The increase was driven by strong sales of savings products by Ping An’s agents who were free to travel to meet clients, having been grounded by Covid-19 restrictions a year earlier.
The company’s property and casualty insurance business generated a 7.4 per cent increase in profit to 9.29 billion yuan while its banking arm enjoyed a 14.9 per cent rise to 25.39 billion yuan.
“Despite new challenges to economic growth and continued pressure on growth stabilisation, we remain firmly optimistic about the positive long-term fundamentals of China’s economy as well as the great potential of China’s insurance and financial markets,” said chairman Peter Ma Mingzhe in a results announcement to the Hong Kong stock exchange on Tuesday.
“Ping An will improve the quality and efficiency of serving the real economy by boosting domestic demand and consumption.”
The Shenzhen-based insurer said it will pay an interim dividend of 0.93 yuan per share, 1.1 per cent higher than a year earlier.
Mainland Chinese banks cut their deposit rates by 5 to 15 basis points in June, the second cut in less than a year, in an attempt to increase lending and bolster economic activity.
“We believe cuts to bank deposit rates have also helped gross written premium growth [of mainland insurers], particularly savings-type and bancassurance products,” Lawrence Chen, an analyst at CCB International, wrote in a research note before the results announcement.
“We project further expansion in first-year premiums for the full year [for Ping An], led by bancassurance and savings product sales alongside a more gradual recovery in agency business as the job market improves.”
Ping An Bank lends US$25 million for carbon capture project in steel sector
Of the insurer’s 4.37 trillion yuan (US$633.9 billion) investment portfolio at the end of last year, real estate accounted for 4.7 per cent, or 205.4 billion yuan, with 60 per cent invested in physical buildings, an increase of 10 percentage points from two years ago.
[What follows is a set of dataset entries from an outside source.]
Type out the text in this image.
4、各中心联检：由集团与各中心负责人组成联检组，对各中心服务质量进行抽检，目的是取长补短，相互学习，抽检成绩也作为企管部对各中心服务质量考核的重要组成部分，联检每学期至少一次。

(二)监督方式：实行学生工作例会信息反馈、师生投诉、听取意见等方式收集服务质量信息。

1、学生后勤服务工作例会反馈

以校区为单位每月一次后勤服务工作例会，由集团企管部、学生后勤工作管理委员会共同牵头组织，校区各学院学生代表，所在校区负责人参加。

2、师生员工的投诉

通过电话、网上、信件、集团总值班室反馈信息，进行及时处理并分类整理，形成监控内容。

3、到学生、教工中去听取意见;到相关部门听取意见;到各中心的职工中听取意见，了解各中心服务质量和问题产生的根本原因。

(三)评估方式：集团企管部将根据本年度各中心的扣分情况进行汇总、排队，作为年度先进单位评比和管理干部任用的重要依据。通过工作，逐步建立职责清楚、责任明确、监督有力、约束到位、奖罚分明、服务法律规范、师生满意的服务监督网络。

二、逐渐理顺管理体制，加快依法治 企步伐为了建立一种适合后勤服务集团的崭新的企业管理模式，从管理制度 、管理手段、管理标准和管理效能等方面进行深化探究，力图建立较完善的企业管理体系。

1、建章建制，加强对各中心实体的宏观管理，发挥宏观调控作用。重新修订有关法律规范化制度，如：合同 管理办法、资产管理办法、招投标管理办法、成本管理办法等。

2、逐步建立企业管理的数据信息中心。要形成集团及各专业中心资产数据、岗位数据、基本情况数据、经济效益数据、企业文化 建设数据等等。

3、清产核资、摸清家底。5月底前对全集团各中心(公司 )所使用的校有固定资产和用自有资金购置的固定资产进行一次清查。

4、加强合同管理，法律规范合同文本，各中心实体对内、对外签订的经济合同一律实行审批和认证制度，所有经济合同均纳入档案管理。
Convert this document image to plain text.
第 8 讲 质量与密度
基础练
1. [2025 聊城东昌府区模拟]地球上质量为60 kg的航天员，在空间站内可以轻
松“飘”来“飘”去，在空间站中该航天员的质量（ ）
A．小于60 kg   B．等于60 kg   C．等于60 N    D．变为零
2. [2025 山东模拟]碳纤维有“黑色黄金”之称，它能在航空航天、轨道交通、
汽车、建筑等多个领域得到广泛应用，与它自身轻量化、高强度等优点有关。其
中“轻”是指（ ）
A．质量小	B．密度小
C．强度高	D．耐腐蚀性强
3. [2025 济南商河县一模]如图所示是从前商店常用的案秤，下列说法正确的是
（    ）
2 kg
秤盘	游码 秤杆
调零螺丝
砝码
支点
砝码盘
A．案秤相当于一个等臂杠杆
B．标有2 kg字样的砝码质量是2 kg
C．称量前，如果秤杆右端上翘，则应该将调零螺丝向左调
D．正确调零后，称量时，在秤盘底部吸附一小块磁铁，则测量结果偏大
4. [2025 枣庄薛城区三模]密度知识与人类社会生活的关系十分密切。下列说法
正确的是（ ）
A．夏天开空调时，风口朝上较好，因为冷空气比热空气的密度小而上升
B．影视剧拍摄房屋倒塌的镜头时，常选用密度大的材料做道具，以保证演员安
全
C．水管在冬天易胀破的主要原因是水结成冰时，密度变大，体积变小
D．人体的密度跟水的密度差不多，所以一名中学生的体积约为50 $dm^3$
The rest was in equities or bonds issued by developers or other property assets.
Credit Suisse is positive about Ping An’s outlook.
“Looking ahead, we do not expect a significant rebound in agency headcount, as the insurer no longer adopts the massive recruitment model,” the Swiss bank said in a report ahead of the announcement. “Instead, the company prioritises agency productivity improvement.”
Ping An’s shares rose 3 per cent to close at HK$46.85 on Tuesday before the results were released after the market close. The shares have dropped 9 per cent year to date, in line with the 6 per cent decline of the Hang Seng Index.